Por nettizen - 20 de Noviembre, 2005, 23:47, Categoría: para leer

Estoy a punto de terminar la lectura del libro Qué es la antropología de Marc Augé y Jean Paul Colleyn (Paidós, 2005) y no puedo esperar más para recomendar arduamente su lectura porque además de su brevedad, su claridad expositiva es impresionante, posiblemente sea uno de los mejores libro introductorios a la antropología que he leído :)

Dicho esto, también me gustaría apuntar una interesante reseña (Ethnography for all? Book Review) sobre el libro Ethnography for Marketers  de Hy Mariampolski (SAGE, 2005) que he leído en Ideas Bazaar en la que se aborda el papel de los antropólogos y etnógrafos en las empresas y parece que el balance no es muy halagüeño. Para Simon Roberts (autor de la susodicha reseña) se podría plantear que desde una perspectiva académica, en la actividad empresarial se pierden demasiados matices del trabajo de la antropología/etnografía, o dicho de otra manera, sólo el trabajo de campo y su praxis y gestión es lo que importa -esto es, la investigación etnográfica en detrimento de la reflexión antropológica,

"The bulk of the book is a "How to", which outlines, often in relentless detail, how an ethnography project is set up, managed and conducted.

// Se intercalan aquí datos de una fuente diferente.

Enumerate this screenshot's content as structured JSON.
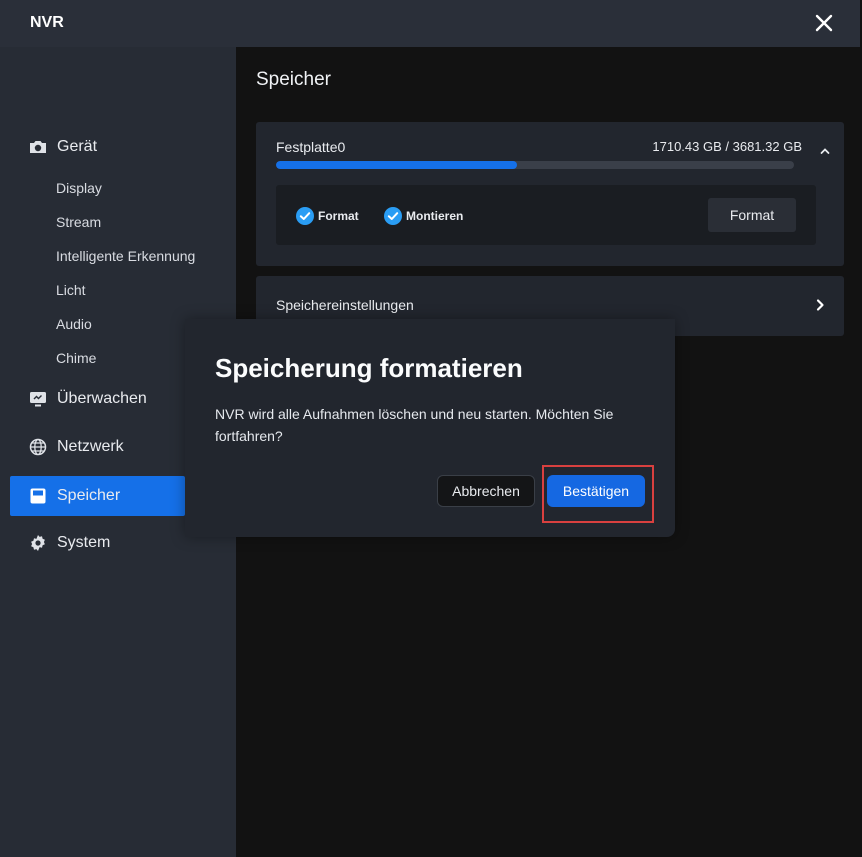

For seasoned researchers who want to include ethnographic research within their portfolio, a significant proportion of the central sections of the book will be very useful (e.g. the observation guides and respondent orientation) and others fairly self-evident (e.g. recruitment)."

más claro en estos pasajes,

"This focus on the practical and logistical is understandable but it betrays a common confusion as to what ethnography is, its roots and how this informs what we do as researchers and what we give our clients. Mariampolski seems to be writing about one aspect of ethnography, the act of doing fieldwork, focusing almost exclusively on being in the field.

Ethnography, however, is as much about interpretation, the post-fieldwork-fieldwork, as it is conducting participant observation. Ethnographers can draw on a wide body of literature, concepts and intellectual tools that allow them to make sense of their experiences. It is the "making sense" that is the productive, valuable activity and what clients pay researchers to do.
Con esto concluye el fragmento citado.